My latest purchase is a Hue Go. It’s a rechargeable (and therefore totally mobile) version of a Philips Hue bulb, encased in a bowl shaped frosted enclosure.
After a 1 and a half hour charge the light is good to go for 3 hours. There’s a build in ‘bulge’ stand to allow for it to be pointed towards a surface, like the Iris or the Bloom.
What makes the light more usable for the whole family is that there’s a button on it to cycle through moods and colours, and to switch the light on or off. The moods include such campness as Warm white, Cozy candle and Night adventure (which has a pink hue and a heart icon, I wonder what that mood is for…)
I like it, and think it’s going to make a great addition to the 20 or so Hue lights we already have. For one thing, it can be moved in the dry to a balcony table – perfect for the approaching summer nights.
From a home automation point of view, there may be issues with having the light in ‘mobile’ mode, i.e. unplugged. According to the literature, the light switches from ‘standby’ to ‘off’ after 2 hours of inactivity when in battery mode, so I’m guessing that means even if an ‘on’ command is sent, it won’t respond until either plugged in again or the button is pressed. Obviously this is a fail-safe to ensure the battery does not drain completely.
£80 puts the Hue Go at the same price point as the Lightstrips, and I can see why. It’s well made and even looks pretty when in standby mode. I like the modern, ‘glossy glass’ look of the front panel and this continues even to the back where the understated function button resides.
The pros far outweigh the cons though, especially as after testing the Hue Go with the homemade disco controller I made, it is very responsive to commands even when in battery mode.
The brightness and saturation (although not seen well in these pictures) is as expected for a Hue product – read: amazing,
The literature seems to suggest that on battery mode, the brightness is reduced to extend battery life. I can’t say I’ve noticed that, unless they mean that when displaying the pre-set moods that feature is enabled.
The charging cable (reminiscent of a cable for the Living Colours lamps) looks strong enough to be plugged and unplugged regularly. The charging port on the unit itself is also recessed quite a distance which is good for protection purposes.
Overall, a great product and another reason to get excited about Hue!
9 thoughts on “Hue Go”
Bianca looks disgusted in that last picture haha. Can’t wait to use it on the balcony one wine enchanted evening.
I’m interested in a Hue Go and have a Domoticz setup. Before I take the plunge can you confirm that when in battery mode and it goes from standby to “OFF” that it can be turned on again by Domoticz?

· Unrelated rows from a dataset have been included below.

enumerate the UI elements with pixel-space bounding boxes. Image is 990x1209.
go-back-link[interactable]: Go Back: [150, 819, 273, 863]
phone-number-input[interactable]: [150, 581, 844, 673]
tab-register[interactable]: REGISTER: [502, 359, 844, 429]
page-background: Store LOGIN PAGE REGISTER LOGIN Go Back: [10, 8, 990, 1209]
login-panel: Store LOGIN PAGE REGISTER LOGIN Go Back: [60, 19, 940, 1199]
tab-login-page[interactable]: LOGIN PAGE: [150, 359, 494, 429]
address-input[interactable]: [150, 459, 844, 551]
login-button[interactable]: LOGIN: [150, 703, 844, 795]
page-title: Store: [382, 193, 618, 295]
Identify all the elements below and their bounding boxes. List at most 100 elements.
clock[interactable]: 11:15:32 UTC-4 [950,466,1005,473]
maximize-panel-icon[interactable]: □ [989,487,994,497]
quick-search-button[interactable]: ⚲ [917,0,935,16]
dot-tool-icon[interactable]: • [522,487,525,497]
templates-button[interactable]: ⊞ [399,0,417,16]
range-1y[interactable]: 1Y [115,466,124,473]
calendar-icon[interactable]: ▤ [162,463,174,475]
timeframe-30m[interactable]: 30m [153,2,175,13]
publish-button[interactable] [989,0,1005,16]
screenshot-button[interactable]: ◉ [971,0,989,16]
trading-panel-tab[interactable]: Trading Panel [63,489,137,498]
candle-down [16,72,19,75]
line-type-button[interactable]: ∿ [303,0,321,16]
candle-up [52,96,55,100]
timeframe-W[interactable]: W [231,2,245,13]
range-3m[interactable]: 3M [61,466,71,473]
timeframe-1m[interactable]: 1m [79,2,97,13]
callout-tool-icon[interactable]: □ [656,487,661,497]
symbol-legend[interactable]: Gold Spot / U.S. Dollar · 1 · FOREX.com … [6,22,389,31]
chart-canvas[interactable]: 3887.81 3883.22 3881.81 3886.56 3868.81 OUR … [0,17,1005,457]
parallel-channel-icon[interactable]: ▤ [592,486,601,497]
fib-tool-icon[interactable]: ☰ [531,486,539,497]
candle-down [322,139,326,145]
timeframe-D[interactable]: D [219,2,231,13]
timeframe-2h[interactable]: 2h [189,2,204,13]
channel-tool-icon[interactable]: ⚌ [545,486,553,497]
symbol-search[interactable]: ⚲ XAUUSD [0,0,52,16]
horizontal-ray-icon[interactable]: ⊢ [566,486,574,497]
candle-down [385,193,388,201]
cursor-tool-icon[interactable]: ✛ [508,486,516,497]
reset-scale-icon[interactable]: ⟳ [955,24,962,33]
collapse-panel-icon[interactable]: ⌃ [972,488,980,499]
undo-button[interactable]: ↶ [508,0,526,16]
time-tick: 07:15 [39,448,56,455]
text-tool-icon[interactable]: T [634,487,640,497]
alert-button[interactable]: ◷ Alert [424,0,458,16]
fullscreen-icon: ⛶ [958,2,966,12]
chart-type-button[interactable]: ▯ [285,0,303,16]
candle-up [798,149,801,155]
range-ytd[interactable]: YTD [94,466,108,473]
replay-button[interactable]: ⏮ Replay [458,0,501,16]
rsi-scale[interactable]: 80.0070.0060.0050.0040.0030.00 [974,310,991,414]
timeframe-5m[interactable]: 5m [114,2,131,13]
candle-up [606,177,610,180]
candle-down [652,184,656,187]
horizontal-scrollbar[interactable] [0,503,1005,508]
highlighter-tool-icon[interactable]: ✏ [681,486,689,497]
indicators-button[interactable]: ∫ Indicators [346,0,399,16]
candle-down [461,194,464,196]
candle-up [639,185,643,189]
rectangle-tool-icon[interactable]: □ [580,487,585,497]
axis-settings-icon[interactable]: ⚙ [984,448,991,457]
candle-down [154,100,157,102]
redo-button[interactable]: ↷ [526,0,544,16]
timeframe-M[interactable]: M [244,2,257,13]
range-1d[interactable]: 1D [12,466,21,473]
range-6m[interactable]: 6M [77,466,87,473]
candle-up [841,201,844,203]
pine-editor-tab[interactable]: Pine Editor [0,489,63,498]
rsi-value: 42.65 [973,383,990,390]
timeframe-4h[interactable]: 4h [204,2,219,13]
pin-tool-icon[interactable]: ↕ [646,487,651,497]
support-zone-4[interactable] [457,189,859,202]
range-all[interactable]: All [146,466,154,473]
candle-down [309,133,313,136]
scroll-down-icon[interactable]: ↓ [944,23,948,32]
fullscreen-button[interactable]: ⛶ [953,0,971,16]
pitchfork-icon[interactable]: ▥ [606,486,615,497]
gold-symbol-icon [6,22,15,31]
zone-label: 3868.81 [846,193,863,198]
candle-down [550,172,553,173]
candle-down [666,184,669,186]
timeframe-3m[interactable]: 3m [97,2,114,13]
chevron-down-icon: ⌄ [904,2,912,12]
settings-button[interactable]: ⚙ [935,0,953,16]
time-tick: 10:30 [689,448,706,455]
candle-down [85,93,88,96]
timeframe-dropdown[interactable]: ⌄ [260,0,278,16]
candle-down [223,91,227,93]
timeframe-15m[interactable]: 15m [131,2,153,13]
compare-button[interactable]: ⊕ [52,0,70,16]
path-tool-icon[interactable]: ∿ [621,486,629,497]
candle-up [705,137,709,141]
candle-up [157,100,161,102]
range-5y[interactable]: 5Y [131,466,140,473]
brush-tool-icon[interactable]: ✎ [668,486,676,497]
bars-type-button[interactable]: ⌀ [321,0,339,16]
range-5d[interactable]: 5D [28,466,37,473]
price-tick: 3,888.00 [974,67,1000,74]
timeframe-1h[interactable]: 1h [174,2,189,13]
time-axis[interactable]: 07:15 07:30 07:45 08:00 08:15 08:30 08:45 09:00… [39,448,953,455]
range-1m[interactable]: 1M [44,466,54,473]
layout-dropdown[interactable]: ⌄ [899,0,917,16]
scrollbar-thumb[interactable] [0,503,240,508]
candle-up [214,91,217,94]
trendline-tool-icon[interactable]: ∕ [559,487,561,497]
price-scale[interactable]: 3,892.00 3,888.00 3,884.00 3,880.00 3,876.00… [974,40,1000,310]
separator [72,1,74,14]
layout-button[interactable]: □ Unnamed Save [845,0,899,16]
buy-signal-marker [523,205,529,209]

Hi, thanks for the question. As soon as Hue Go changes from Standby to Off, it stops listening for signals so the only way to turn it back on is either to plug it back in to a power source or press the switch on the back.
You could get around this – if you wanted to keep the Hue Go in ‘standby’ for as long as the battery would allow, you can set a timed LUA script from Domoticz to send an ‘On’ then ‘Off’ command to the Hue Go if Domoticz knows that the Hue Go is not in use.
If a colour is set and the Hue Go is on, it stays on until it detects that the battery is too low.
Thanks for the replies. I intend to mostly use the Hue Go in the hallway and it will activate when the front door is opened for a couple of minutes and then turn off. Your workaround could work for this? It won’t be near a power source but if this could potentially last on the battery for 90 door openings I could charge it once a week without it running out of power.
I’m not sure how long the Go would last on ‘Standby’ mode. I would think that it would last at least half a week, maybe more. And my workaround would work as it would keep the Go active, maybe once every hour. Have you considered the LightwaveRF LED lights? They are battery powered, very bright and last for ages. Obviously you can control them with Domoticz too.
I wasn’t aware of the LightwaveRF LED lights. I can’t seem to find them in stock and available to purchase online anywhere. Any ideas?
Are you in the UK? If so, B and Q are selling them off.. maybe ring your local store? Good luck!